I could accomplish right now, admittedly without z-wave association and it’s advantages, the same thing with a sonoff ifan04 canopy module, a zooz scene controller, and since the sonoff doesn’t do dimming, just on/off for the light, whatever smart bulbs I desire for dimming and tie it all together with home assistant. This would be a combination of wifi, z-wave, and whatever protocol the bulbs use. Find some z wave bulbs and even those could be done via association.
I want to be clear I’m not knocking inovelli, I love the original fan and light switch. It’s fit and finish for purpose is the best I have found. But what they are working on to replace it, from what I have read and seen, is not to the same caliber as the original. With the higher price their products demand it needs to set it’s self apart from anything else on the market. Those renderings of their configurable scene controller are not that, unfortunately.
Project Update: It’s an Inovelli first… we are one month ahead of schedule with a production date set for January 18th, 2024 (target was mid-February)!
In addition, we’ve added some really cool features that were not promised in the original scope thanks to the beta testers.
Breeze Mode: Some of you may remember that we put Breeze Mode on our earlier version (alternates between low/med/high to simulate a breeze). Well, we took it a step further and now you can build your own breeze mode by putting in the levels and time associated with the levels.
Wind Down Mode: Gives you the ability to, “wind down” your fan. For example, if your fan is on high, you can set it to go to medium, then low, then off.

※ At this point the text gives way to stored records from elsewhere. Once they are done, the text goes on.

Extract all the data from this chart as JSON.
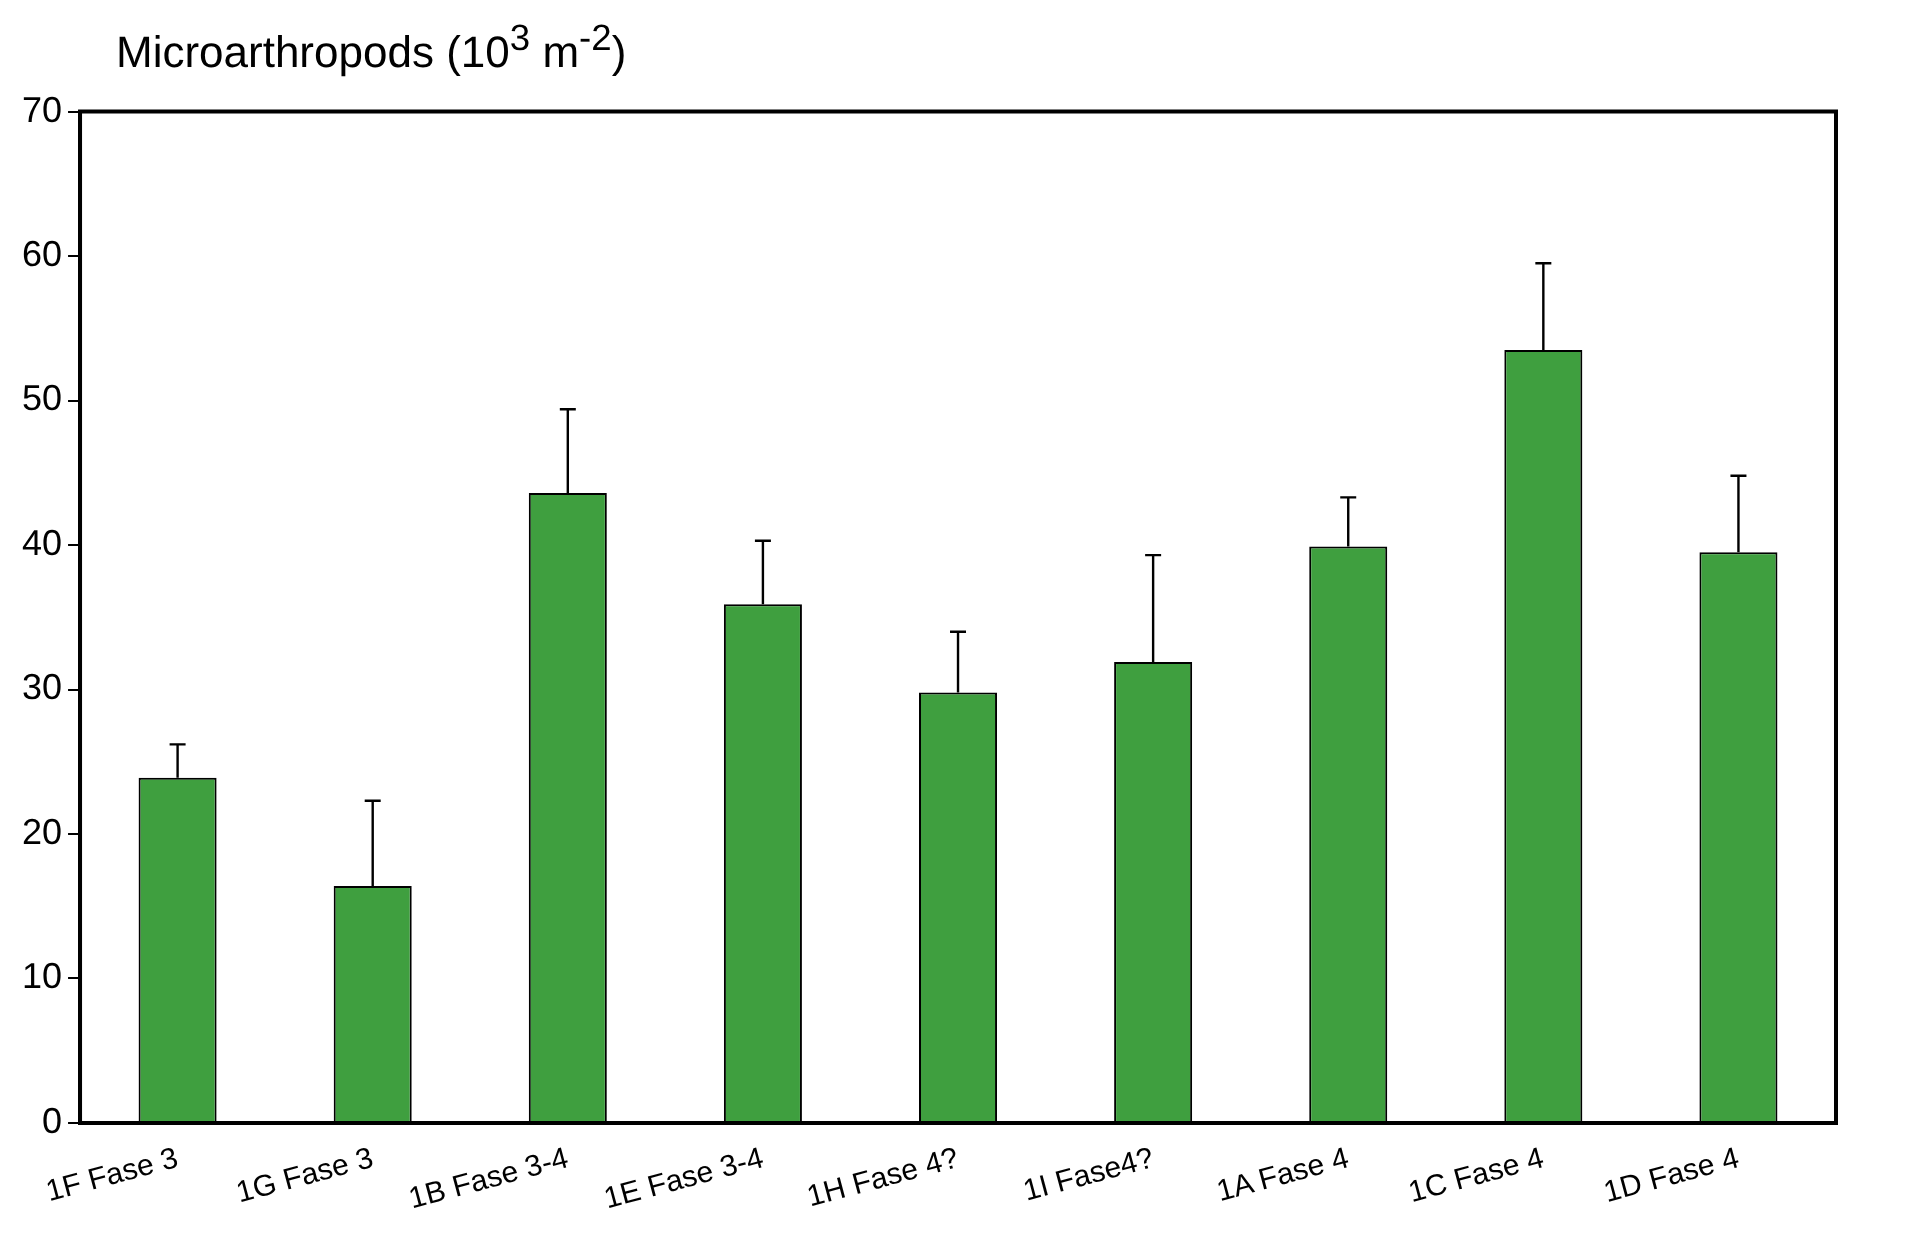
{
  "chart_data": {
    "type": "bar",
    "title": "Microarthropods (10$^{3}$ m$^{-2}$)",
    "categories": [
      "1F Fase 3",
      "1G Fase 3",
      "1B Fase 3-4",
      "1E Fase 3-4",
      "1H Fase 4?",
      "1I Fase4?",
      "1A Fase 4",
      "1C Fase 4",
      "1D Fase 4"
    ],
    "values": [
      23.9,
      16.4,
      43.6,
      35.9,
      29.8,
      31.9,
      39.9,
      53.5,
      39.5
    ],
    "errors": [
      [
        23.9,
        26.2
      ],
      [
        16.4,
        22.3
      ],
      [
        43.6,
        49.4
      ],
      [
        35.9,
        40.3
      ],
      [
        29.8,
        34.0
      ],
      [
        31.9,
        39.3
      ],
      [
        39.9,
        43.3
      ],
      [
        53.5,
        59.5
      ],
      [
        39.5,
        44.8
      ]
    ],
    "color": "#3f9f3f",
    "ylim": [
      0,
      70
    ],
    "yticks": [
      0,
      10,
      20,
      30,
      40,
      50,
      60,
      70
    ],
    "grid": false,
    "legend": false
  }
}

Dual Bindings: We’re also finishing up testing on a firmware update to the 2-1 Switch that allows you to bind both the paddle and config/favorites button so that you can bind the paddle to the light and the config/favorites to the fan. There are two options you can choose from for fan control: cycling and multi-tap. Cycling will make it so that every time you touch the config button, it will cycle through the speeds (ie: tap once = low, tap again = medium, tap again = high, tap again = off) whereas multi-tap allows you to tap 1x to turn it to low, tap 2x = medium, 3x = high, hold = off).
Looking forward to emailing everyone once these are officially in production!